I keep thinking I'm done writing about MotoGP, but then more topics occur to me.
And then I think, is this just self indulgent rambling through the meadows of nostalgia? "Here's a tall tale from back when I was a lad, when computers were still programmed in binary and Tony Blair was popular..." But people seem to be enjoying this series, so I guess you'll have to bear with me a while longer.
Now where was I?
MotoGP tracks were split into sectors using a kd-tree (similar to an octree). Each sector was tessellated at three levels of detail, so we could draw the nearby environment with nice smooth curves but use fewer triangles for more distant pieces.
When you join pieces of environment that are tessellated differently, there will be cracks where they do not exactly meet up. This is a common problem in terrain rendering, often solved by adding fringes or stitching in extra triangles to fill the holes.

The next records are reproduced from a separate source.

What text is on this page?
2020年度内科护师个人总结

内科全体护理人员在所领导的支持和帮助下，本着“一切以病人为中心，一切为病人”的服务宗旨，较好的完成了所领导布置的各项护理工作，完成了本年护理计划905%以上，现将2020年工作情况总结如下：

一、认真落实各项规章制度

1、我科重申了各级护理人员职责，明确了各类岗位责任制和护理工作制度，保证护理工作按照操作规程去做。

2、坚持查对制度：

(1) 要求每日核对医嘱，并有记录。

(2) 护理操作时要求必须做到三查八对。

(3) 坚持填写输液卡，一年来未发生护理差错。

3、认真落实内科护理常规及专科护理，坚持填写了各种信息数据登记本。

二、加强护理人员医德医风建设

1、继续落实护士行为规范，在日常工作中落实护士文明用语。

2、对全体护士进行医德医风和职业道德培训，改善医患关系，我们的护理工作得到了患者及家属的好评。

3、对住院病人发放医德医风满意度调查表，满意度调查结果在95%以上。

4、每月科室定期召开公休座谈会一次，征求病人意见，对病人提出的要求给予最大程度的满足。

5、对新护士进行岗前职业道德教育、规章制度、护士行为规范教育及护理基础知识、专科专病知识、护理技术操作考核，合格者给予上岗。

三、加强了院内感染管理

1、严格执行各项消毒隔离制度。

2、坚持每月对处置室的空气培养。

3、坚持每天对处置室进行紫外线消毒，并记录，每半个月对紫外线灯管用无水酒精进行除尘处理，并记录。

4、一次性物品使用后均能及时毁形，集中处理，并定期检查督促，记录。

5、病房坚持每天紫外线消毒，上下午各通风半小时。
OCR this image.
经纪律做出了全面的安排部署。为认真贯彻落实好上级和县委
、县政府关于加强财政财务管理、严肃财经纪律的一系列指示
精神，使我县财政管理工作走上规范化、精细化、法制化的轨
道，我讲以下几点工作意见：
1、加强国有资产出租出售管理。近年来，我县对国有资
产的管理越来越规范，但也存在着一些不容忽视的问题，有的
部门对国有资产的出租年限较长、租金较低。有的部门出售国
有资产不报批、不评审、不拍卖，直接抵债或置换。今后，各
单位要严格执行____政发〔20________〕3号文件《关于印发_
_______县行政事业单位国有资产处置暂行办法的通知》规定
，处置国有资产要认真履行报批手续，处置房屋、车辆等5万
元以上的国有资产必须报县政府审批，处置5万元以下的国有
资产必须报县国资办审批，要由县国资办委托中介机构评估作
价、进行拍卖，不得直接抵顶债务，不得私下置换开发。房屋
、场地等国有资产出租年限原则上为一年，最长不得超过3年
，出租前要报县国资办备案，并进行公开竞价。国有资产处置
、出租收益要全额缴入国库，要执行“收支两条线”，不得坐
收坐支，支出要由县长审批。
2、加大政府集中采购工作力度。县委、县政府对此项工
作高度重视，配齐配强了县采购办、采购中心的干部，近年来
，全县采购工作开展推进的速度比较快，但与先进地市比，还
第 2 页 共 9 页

We chose an easier solution. Our content build process simply detected which edges were shared by patches from more than one sector, and always tessellated those edges at maximum detail, even when creating the medium or low detail geometry. This freed the game code to draw each sector at whatever detail level it liked, and everything was guaranteed to join up without requiring special runtime logic. Sure, this added a few extra triangles to our low detail geometry, but the vast majority of patch edges did not lie on sector boundaries, so the cost was insignificant.
Takeaway: moving work from game engine to content build process = good stuff.